İsviçre’de ve Cenevre’de durum bundan farklı değil. Konsey federal üyelerinin kararları tüm ülkenin kaderini belirliyor. Büyük firmaların, bankaların, sigortaların ve işletmelerin desteklenmesi için acil ekonomik tedbirler alırken toplumun diğer kesimlerinin durumu belirsizliğini koruyor.
Krizin bütün yükü toplumun diğer kesimlerine yüklenirken sıkça toplumsal dayanışmadan bahsediliyor. Ama hiçbir firma, banka veya işletme müşterilerine borçlarını erteleme veya birkaç ay kiralarını talep etmeme, telekomünikasyon firmaları abonelerine birkaç ay ücretsiz servis vereceklerini açıklayarak bu krize karşı dayanışma içinde olduklarını göstermiyorlar.
Bu krizle mücadelede herkes elini taşım altına sokmalı ve sorumluluk almalı. Özellikle bu kriz süreci en kısa sürede atlatılmalı, aksi durumda hiçbir küçük işletme 6 ay sonra bu krize karşı dayanamaz ve onbinlerce küçük işletme kapılarına kilit vurmak zorunda kalır ki bu da yüzbinlerce kişinin işsiz kalması demektir. İşte o zaman gerçek anlamda daha büyük ekonomik krizlerle yüzleşmek zorunda kalır ülke. Korona’dan daha da büyük tehlike kapıyı çalıyor.
Toplumsal dayanışmanın merkezinde sağlık merkezleri ve çalışanları bedel ödüyorlar hem de bütün risklere karşı hiçbir kişisel kaygı ve çıkar gözetmeden, onları saygıyla selamlıyorum.
Hiçbir şey eskisi gibi olmayacak!
Genel olarak, kaybettiklerimizi kurtarmak mümkün değildir, ancak gezegenimizi bundan sonra korumak ve daha yaşanabilir kılmak bizim sorumluluğumuzdur.
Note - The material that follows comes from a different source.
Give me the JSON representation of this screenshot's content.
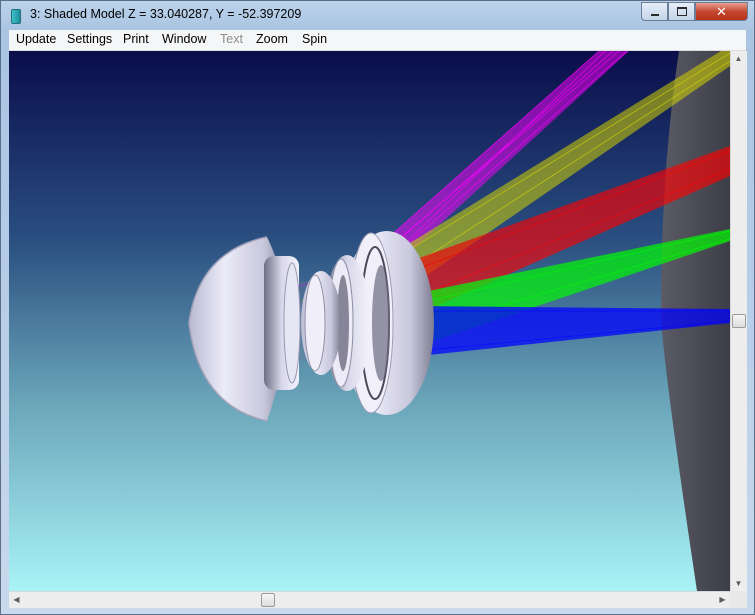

Bunu başarmak çok zor değil. İnsanı ve doğayı koruyacak bir dünya; ona hizmet edecek bir dünya; ona bilimleri sunacak; kâr değil insani değerleri en üst düzeye çıkaran yaşam koşulları yaratmak; insanları, doğayı üretme, paylaşma ve kullanma hakkının hakim olduğu yerlerde; kısacası, kendilerini ifade eden ve özgürce yaşayacak, hizmetlerindeki liderler tarafından yönetilen ve onlara bakarak onları hor görmeyecek insanları içeren bir dünya; eşit iş için eşit ücret; ataerkilliğe sahip olmayan eşitlikçi bir toplum, dünyayı yeni felaketlerden koruyacak. Tersi bir yaşam tarzı, yani statükoyu korumak, yeni felaketleri müjdeleyecektir.